Retainer assemblies have been developed for a broad range of applications, such as for reversibly clamping panels and circuit boards attached to the panels within a housing.
With some applications, it is important that the circuit board retainer insulate and dampen the circuit board from shock and vibration. For other applications, an important feature of the circuit board retainer is to effectively transfer heat generated by the circuit board through the panel and to the housing to which the panel is mounted. In these applications, the retainer assembly and the panel are made from heat conductive materials. The heat transfer is effective only between surfaces of the retainer assembly and the housing that are in direct contact, and the amount of heat transfer is directly proportional to the amount of shared surface area. Additionally, the heat transfer is more effective when a greater amount of force is applied between the housing and the retainer assembly.

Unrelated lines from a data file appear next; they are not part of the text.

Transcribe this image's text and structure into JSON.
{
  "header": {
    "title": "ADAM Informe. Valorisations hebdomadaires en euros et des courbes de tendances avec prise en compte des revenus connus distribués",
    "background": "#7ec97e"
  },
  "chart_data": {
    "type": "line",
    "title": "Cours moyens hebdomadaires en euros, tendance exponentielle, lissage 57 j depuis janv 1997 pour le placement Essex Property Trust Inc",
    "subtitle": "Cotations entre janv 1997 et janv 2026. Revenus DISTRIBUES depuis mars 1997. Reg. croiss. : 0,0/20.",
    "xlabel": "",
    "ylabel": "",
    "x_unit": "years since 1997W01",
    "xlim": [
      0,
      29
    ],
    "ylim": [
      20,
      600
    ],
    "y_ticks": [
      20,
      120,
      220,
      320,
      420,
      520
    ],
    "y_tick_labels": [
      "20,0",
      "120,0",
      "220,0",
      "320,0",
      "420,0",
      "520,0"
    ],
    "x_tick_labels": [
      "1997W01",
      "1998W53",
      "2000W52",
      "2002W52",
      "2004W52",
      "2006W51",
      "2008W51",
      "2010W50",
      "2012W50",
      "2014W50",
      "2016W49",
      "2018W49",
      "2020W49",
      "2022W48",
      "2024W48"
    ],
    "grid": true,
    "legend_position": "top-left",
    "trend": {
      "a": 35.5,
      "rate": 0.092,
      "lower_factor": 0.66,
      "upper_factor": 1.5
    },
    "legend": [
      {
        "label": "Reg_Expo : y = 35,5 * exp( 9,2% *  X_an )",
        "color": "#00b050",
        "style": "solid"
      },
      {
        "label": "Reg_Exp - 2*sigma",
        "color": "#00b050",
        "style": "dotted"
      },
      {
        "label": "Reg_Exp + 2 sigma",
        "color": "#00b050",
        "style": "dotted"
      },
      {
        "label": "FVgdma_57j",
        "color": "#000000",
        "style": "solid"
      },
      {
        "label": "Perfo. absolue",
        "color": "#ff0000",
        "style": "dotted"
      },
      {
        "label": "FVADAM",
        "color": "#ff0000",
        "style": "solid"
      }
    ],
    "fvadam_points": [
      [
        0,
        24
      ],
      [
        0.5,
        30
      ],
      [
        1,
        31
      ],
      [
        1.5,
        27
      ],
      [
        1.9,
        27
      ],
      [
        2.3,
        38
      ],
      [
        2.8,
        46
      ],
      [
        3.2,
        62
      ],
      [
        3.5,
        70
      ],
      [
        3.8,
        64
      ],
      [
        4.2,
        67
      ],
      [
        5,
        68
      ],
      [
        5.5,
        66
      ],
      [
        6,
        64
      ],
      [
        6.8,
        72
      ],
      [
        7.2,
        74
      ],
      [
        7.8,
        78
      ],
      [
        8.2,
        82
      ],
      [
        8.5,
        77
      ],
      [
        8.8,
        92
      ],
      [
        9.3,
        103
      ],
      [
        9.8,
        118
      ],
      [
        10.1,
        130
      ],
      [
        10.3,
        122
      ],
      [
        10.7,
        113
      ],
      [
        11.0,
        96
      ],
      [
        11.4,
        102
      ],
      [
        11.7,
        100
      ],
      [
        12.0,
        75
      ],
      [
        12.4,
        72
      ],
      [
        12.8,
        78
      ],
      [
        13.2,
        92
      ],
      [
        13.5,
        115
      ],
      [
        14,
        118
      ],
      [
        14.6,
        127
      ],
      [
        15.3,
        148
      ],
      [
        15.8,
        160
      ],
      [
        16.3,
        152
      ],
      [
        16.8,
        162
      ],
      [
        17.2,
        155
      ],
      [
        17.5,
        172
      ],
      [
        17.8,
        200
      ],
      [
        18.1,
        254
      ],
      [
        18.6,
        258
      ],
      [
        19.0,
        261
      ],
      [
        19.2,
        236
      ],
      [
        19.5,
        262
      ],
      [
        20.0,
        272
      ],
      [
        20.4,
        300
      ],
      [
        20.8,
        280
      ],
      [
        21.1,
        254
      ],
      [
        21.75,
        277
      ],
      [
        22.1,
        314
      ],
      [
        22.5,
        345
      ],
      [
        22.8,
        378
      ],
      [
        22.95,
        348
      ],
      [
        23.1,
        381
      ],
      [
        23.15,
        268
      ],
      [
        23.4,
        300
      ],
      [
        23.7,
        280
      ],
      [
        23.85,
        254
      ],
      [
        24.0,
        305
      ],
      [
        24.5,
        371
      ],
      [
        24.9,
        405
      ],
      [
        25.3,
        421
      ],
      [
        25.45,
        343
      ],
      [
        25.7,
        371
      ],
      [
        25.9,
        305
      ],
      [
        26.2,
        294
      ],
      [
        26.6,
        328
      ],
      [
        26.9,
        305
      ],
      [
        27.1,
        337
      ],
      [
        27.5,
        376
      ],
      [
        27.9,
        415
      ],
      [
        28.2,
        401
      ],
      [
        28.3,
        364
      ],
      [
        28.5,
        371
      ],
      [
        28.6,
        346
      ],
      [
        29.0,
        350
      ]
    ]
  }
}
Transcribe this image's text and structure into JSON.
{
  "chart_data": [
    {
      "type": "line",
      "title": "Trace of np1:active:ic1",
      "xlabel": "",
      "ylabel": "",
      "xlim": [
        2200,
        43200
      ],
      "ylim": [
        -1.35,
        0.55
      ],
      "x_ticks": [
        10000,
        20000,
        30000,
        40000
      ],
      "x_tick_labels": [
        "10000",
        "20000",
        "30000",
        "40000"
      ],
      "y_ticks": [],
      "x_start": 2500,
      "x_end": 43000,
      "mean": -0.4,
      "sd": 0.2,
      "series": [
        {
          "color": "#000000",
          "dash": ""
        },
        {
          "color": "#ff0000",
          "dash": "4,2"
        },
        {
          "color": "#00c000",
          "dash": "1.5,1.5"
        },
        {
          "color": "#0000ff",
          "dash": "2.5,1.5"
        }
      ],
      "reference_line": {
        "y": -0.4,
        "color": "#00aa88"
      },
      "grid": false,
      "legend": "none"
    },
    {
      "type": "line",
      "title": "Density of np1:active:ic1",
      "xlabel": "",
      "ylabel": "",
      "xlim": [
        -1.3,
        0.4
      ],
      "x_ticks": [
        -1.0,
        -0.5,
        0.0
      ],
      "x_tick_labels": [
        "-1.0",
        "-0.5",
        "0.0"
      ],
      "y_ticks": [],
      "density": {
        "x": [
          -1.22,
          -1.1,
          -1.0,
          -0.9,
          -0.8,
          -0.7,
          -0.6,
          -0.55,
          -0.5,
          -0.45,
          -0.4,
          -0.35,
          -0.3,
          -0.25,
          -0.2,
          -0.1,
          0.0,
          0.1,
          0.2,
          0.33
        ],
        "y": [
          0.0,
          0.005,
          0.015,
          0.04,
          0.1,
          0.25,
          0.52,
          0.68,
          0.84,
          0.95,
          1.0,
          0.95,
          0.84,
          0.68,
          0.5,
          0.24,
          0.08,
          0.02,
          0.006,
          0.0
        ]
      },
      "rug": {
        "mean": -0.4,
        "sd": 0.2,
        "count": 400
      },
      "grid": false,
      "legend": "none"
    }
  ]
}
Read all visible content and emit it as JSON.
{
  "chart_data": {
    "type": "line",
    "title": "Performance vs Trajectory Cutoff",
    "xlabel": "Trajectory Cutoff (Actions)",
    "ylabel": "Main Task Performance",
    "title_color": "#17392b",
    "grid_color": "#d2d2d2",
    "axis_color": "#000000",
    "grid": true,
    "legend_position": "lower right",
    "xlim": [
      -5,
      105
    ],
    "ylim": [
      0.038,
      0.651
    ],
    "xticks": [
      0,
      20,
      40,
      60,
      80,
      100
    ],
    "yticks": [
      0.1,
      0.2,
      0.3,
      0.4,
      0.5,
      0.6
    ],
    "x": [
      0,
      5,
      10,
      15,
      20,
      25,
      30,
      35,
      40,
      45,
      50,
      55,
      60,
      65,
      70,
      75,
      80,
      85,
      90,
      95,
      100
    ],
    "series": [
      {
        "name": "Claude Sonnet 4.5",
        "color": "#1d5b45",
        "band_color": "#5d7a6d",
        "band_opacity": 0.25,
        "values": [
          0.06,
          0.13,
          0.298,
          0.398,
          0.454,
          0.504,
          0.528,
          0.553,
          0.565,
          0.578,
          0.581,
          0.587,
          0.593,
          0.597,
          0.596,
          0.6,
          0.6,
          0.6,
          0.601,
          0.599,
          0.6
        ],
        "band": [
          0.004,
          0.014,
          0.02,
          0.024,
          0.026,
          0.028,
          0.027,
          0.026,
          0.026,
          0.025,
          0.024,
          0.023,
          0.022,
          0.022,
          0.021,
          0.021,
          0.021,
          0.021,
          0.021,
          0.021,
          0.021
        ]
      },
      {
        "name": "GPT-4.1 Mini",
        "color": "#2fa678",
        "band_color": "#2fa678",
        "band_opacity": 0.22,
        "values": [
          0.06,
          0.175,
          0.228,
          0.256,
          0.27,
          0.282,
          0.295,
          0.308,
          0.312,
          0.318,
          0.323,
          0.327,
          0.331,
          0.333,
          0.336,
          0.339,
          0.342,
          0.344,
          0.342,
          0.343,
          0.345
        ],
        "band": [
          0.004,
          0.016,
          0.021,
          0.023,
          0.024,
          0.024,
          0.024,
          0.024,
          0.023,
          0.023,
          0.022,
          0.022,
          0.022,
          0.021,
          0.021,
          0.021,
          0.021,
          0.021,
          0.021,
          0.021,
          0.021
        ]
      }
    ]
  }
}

A problem with prior art retainer assemblies is that they have a discontinuous surface that abuts against the housing slot. The surface is discontinuous because these prior art retainer assemblies have a plurality of wedge components that expand within the housing slot upon engaging an actuator screw that causes the wedge components to slide together. The wedge components form a rough and discontinuous surface that tends to catch against the housing slot as the panel slides into and out of the slot. This makes installation and servicing of the panels within the housing difficult because the panels do not smoothly slide in and out of the housing slots.
Another problem with prior art retainer assemblies is that they distribute heat unevenly because the wedge components form a discontinuous surface having only partial segments in direct contact with the housing assembly. This can cause the panel to have a discontinuous heat distribution pattern which can adversely effect electronic circuitry attached to the panel.
Still another drawback with prior art retainer assemblies is that they are not self contained when attached to a panel. Prior art retainer assemblies have a plurality of individual components that are interconnected but which are not encased by a housing or analogous structure. Accordingly, if a prior art retainer assembly is damaged and its individual components become disengaged, the components will be free to move about within the housing. Additionally, prior art retainer assemblies can become disengaged if the actuator screw is unscrewed too much. Again, the components will be free to move about within the housing. In either of the above scenarios, the disengaged retainer assembly components may disrupt the operation of the circuit boards within the housing.
There is therefore a need for a retainer assembly that, when attached to a panel and placed in a slot in a housing, provides a smooth and continuous surface that allows the panel to slide freely in and out of the housing. There is also a need for a retainer assembly that provides a more uniform heat transfer surface when abutted against the housing slot. There is also a need for a retainer assembly that is self-contained such that, if damaged, the components are not free to move out of the assembly. Finally, there is a need for a retainer assembly that has a mechanism to prevent it from accidentally disassembling.